The book is pretty thin and was written mid-last century but still holds it's
value versus all else we have now.

In addition to providing a framework and mindset on how to become an effective
executive, the book also explains why/how it's possible to have shitty people
be great CEOs and vice versa - because being effective has nothing to do with
personal qualities [nice, kind, mean, etc].

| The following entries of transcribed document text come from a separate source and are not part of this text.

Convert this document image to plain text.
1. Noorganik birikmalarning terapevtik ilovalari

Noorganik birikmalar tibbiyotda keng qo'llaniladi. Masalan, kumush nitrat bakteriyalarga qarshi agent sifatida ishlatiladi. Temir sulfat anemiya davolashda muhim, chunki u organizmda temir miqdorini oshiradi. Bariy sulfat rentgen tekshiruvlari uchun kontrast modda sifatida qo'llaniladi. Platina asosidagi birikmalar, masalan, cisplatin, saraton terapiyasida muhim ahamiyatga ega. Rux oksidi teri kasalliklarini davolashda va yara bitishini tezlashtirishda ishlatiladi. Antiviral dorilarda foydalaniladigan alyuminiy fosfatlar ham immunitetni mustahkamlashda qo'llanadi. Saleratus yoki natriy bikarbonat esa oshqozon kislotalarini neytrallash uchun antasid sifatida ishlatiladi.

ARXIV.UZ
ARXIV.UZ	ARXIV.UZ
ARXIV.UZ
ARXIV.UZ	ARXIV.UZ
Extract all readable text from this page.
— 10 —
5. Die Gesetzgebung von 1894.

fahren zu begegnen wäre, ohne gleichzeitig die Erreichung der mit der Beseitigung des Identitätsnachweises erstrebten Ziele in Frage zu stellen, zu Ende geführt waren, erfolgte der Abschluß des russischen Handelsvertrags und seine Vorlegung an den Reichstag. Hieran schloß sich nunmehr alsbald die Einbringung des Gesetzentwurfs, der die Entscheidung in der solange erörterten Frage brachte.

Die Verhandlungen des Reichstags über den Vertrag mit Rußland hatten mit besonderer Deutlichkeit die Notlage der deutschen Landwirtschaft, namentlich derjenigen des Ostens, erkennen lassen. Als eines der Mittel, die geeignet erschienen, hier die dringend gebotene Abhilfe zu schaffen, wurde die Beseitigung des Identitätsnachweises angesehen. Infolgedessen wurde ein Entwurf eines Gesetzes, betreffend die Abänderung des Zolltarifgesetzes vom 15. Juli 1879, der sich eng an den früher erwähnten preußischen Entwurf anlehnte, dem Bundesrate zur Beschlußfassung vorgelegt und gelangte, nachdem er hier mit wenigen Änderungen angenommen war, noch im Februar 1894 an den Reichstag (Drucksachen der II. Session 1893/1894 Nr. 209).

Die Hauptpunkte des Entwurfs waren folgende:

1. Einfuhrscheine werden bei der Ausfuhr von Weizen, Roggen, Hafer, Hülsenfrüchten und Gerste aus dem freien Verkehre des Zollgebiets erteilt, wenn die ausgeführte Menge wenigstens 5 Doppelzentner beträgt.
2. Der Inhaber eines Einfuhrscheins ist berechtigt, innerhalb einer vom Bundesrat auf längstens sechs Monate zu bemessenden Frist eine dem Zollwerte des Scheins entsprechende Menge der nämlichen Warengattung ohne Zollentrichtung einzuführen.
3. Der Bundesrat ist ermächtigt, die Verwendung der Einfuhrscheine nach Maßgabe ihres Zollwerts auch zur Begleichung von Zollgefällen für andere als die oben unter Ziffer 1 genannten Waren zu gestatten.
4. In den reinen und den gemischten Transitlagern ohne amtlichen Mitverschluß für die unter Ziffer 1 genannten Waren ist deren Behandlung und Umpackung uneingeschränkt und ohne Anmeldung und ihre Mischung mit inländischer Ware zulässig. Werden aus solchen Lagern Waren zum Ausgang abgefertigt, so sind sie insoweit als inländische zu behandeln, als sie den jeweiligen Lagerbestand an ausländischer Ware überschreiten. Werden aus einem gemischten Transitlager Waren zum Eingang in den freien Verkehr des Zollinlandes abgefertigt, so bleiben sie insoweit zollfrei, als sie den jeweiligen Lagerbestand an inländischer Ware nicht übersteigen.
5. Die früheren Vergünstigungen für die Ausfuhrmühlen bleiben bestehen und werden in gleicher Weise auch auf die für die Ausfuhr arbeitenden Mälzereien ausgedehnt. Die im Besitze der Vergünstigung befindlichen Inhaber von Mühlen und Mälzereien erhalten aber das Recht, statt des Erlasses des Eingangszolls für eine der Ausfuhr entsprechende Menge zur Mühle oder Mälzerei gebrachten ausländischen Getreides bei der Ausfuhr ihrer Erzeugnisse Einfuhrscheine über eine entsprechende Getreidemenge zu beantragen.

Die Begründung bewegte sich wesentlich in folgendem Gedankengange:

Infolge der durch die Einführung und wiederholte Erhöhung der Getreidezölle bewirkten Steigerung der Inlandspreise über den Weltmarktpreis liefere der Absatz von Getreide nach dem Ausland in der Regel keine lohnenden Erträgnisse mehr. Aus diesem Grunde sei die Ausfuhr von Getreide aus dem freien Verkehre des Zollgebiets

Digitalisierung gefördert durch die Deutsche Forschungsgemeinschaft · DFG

I recommend reading this book to anyone who would like to become a better
executive or who would like to better understand the other side of truth.

------
ironchef
Related to the shit sandwich, one other thing I always liked @ ldcl/opsw was
making sure there was constructive criticism during the performance reviews.
While it was great that reviews were 90+% "You're awesome and I want to bear
your children", having something to work on presented during those times
always stuck with me. It definitely helped me develop (for example) way better
time management skills (a weakness when i started there).

------
OldSchool
If you start a business and have majority ownership you can always be CEO, but
CEO's not for everyone. You can most definitely read books on leadership,
charisma, networking, etc, and go act out the role for a while if you're
motivated enough. However if you're really a private-type technical person at
heart, amazingly once you can afford to hire someone else to do that job
(without losing your majority status) you may suddenly find that you don't
want it anymore. If that's the case it will probably be better for your
company too. Some engineers make great CEO's of course.

------
kruken
Sage advice not just for CEOs but for anyone leading a team. Direct,
constructive feedback is a great way to encourage open communication. Give
early, give often.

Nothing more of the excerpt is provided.